Thanks to a claustrophobic clipping plane and frequent dead zones, BackTrack still feels like unfinished shareware.
BackTrack is another of the GBA's fledgling first-person shooters. As the story goes, Domingoaniax, an evil alien, has whipped up a rather large invasion force on the dark side of the moon. You assume the role of special agent Jim Track, and your job is to rescue the 110 kidnapped humans and blast Domingo's droid army to bits. Considering the genre, the plot is sufficient, even if gameplay is ultimately lacking.
On the plus side, BackTrack has a fantastic multiplayer mode and a nice array of weapons. There are six deathmatch arenas, each playable as a standard 20-point deathmatch or as a 4-point round robin. Both modes support up to four human players via a link cable. In terms of ammo, you start with a trusty pistol and a pocketknife, but later upgrades include a chaingun, a laser rifle, a plasma sword, an aerosol flamethrower, and a slingshot. Oddly enough, the two strongest weapons are also the most ugly: a bubble gun that shoots bubble gum and a vacuum cleaner that's powered by magic powder. Gun aesthetics aside, multiplayer matches in BackTrack are tense, fast-paced, and full of violent catharsis.
Tragically, however, BackTrack's single-player game isn't nearly as rewarding as its multiplayer offerings. Through 12 huge levels--stacked one on top of the other--you need to gather keycards and rescue humans. There are plenty of aliens to blast as well, but unlike in Doom, Dark Arena, or any of the game's peers, there isn't a method to the madness. Secret floor switches and elevator triggers are planted haphazardly, which renders the map useless. The game's nondescript graphics don't help matters either; repetitious wall and floor textures may be fine for a deathmatch, but their ugliness, combined with a lack of interesting landmarks, makes the single-player campaign dull, dull, and dull.
Due to its slow pacing, the single-player mode also provides additional time to unmask more of the game's graphical and design shortcomings. Visually, BackTrack is similar to id Software's Wolfenstein 3D. However, unlike in Wolfenstein 3D, the map designs and texture usage in BackTrack fail to either guide you between objectives or portray an adequate setting. The game feels like an overblown warehouse killing spree, and pillars, walls, and doors are scattered about with no rhyme or reason. In many instances, pillars and corners also have a noticeable dead zone around them, which tends to make maneuvering difficult.
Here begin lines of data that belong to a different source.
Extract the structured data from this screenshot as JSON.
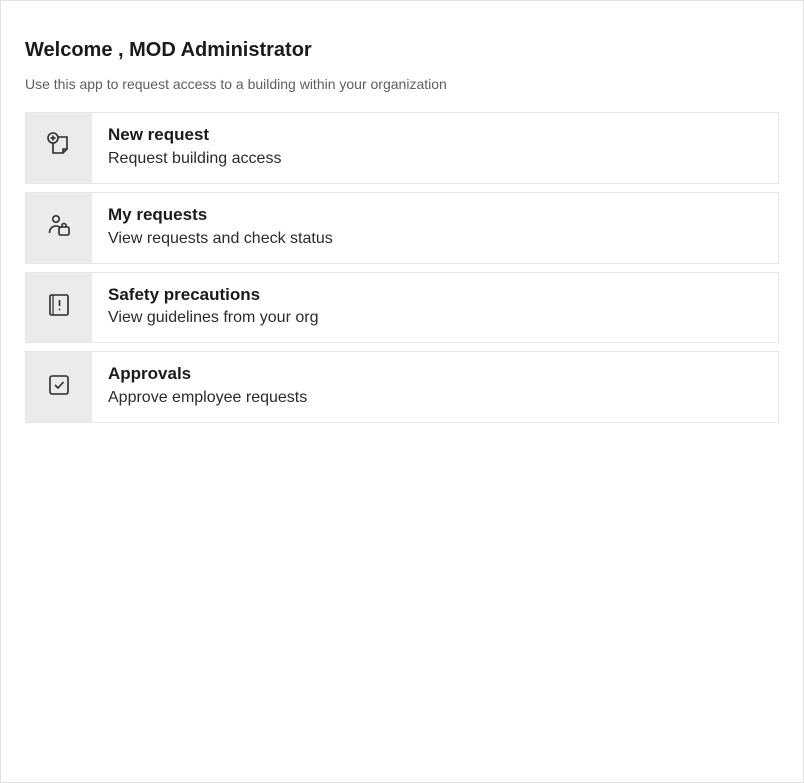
{
  "header": {
    "title": "Welcome , MOD Administrator",
    "subtitle": "Use this app to request access to a building within your organization"
  },
  "cards": [
    {
      "icon": "plus-note-icon",
      "title": "New request",
      "desc": "Request building access"
    },
    {
      "icon": "person-bag-icon",
      "title": "My requests",
      "desc": "View requests and check status"
    },
    {
      "icon": "alert-page-icon",
      "title": "Safety precautions",
      "desc": "View guidelines from your org"
    },
    {
      "icon": "check-box-icon",
      "title": "Approvals",
      "desc": "Approve employee requests"
    }
  ]
}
Worst of all, though, the game's field of view is limited to barely a few feet in front of you--objects in the distance simply fade to black past a certain point.
Surprisingly, the fact that enemy sprites are drawn comically and are poorly animated isn't a drawback. The tall androids, floating killers, and yellow-suited humans exude an aura of '50s camp, which meshes well with the murky Flash Gordon-style scenery. The inclusion of digitized speech segments at various points is also a positive inclusion, even if the music is dreary, PBS-quality science fiction.
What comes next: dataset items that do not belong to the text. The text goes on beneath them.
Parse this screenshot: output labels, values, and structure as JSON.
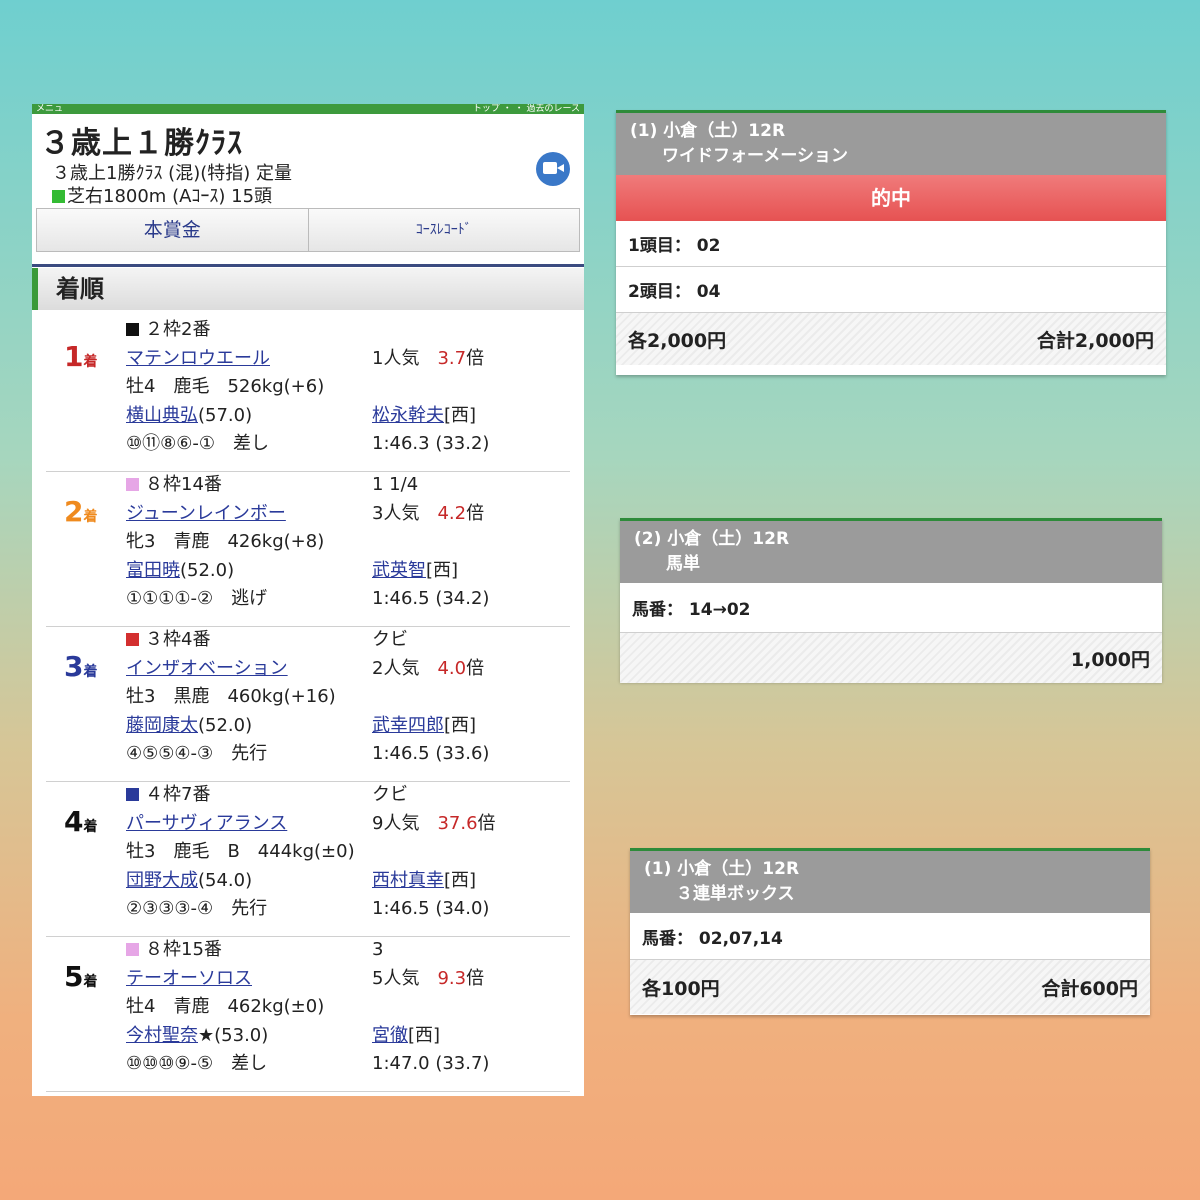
{
  "results": {
    "top_left": "メニュ",
    "top_right": "トップ ・ ・ 過去のレース",
    "title": "３歳上１勝ｸﾗｽ",
    "subtitle": "３歳上1勝ｸﾗｽ (混)(特指) 定量",
    "course": "芝右1800m (Aｺｰｽ) 15頭",
    "tabs": [
      "本賞金",
      "ｺｰｽﾚｺｰﾄﾞ"
    ],
    "section_title": "着順",
    "entries": [
      {
        "rank": "1",
        "rank_suffix": "着",
        "rank_color": "#c62828",
        "frame": "２枠2番",
        "frame_color": "#111111",
        "horse": "マテンロウエール",
        "margin": "",
        "popularity": "1人気",
        "odds": "3.7",
        "odds_unit": "倍",
        "details": "牡4　鹿毛　526kg(+6)",
        "jockey": "横山典弘",
        "weight": "(57.0)",
        "trainer": "松永幹夫",
        "region": "[西]",
        "passing": "⑩⑪⑧⑥-①　差し",
        "time": "1:46.3 (33.2)"
      },
      {
        "rank": "2",
        "rank_suffix": "着",
        "rank_color": "#ef8a1e",
        "frame": "８枠14番",
        "frame_color": "#e6a6e6",
        "horse": "ジューンレインボー",
        "margin": "1 1/4",
        "popularity": "3人気",
        "odds": "4.2",
        "odds_unit": "倍",
        "details": "牝3　青鹿　426kg(+8)",
        "jockey": "富田暁",
        "weight": "(52.0)",
        "trainer": "武英智",
        "region": "[西]",
        "passing": "①①①①-②　逃げ",
        "time": "1:46.5 (34.2)"
      },
      {
        "rank": "3",
        "rank_suffix": "着",
        "rank_color": "#2a3a9a",
        "frame": "３枠4番",
        "frame_color": "#d32f2f",
        "horse": "インザオベーション",
        "margin": "クビ",
        "popularity": "2人気",
        "odds": "4.0",
        "odds_unit": "倍",
        "details": "牡3　黒鹿　460kg(+16)",
        "jockey": "藤岡康太",
        "weight": "(52.0)",
        "trainer": "武幸四郎",
        "region": "[西]",
        "passing": "④⑤⑤④-③　先行",
        "time": "1:46.5 (33.6)"
      },
      {
        "rank": "4",
        "rank_suffix": "着",
        "rank_color": "#111111",
        "frame": "４枠7番",
        "frame_color": "#2a3a9a",
        "horse": "パーサヴィアランス",
        "margin": "クビ",
        "popularity": "9人気",
        "odds": "37.6",
        "odds_unit": "倍",
        "details": "牡3　鹿毛　B　444kg(±0)",
        "jockey": "団野大成",
        "weight": "(54.0)",
        "trainer": "西村真幸",
        "region": "[西]",
        "passing": "②③③③-④　先行",
        "time": "1:46.5 (34.0)"
      },
      {
        "rank": "5",
        "rank_suffix": "着",
        "rank_color": "#111111",
        "frame": "８枠15番",
        "frame_color": "#e6a6e6",
        "horse": "テーオーソロス",
        "margin": "3",
        "popularity": "5人気",
        "odds": "9.3",
        "odds_unit": "倍",
        "details": "牡4　青鹿　462kg(±0)",
        "jockey": "今村聖奈",
        "weight": "★(53.0)",
        "trainer": "宮徹",
        "region": "[西]",
        "passing": "⑩⑩⑩⑨-⑤　差し",
        "time": "1:47.0 (33.7)"
      }
    ]
  },
  "bets": [
    {
      "race": "(1) 小倉（土）12R",
      "type": "ワイドフォーメーション",
      "hit": "的中",
      "rows": [
        "1頭目：  02",
        "2頭目：  04"
      ],
      "each": "各2,000円",
      "total": "合計2,000円"
    },
    {
      "race": "(2) 小倉（土）12R",
      "type": "馬単",
      "rows": [
        "馬番：  14→02"
      ],
      "each": "",
      "total": "1,000円"
    },
    {
      "race": "(1) 小倉（土）12R",
      "type": "３連単ボックス",
      "rows": [
        "馬番：  02,07,14"
      ],
      "each": "各100円",
      "total": "合計600円"
    }
  ]
}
In all fairness, though, kitschy monsters and digitized speech can't save a game that is ultimately boring. Multiplayer is a fair sight better than single-player, but it is doubtful that people will prefer BackTrack's take on deathmatch over Activision's Doom or even newer games such as Ecks vs. Sever. Thanks to a claustrophobic clipping plane and frequent dead zones, BackTrack still feels like unfinished shareware.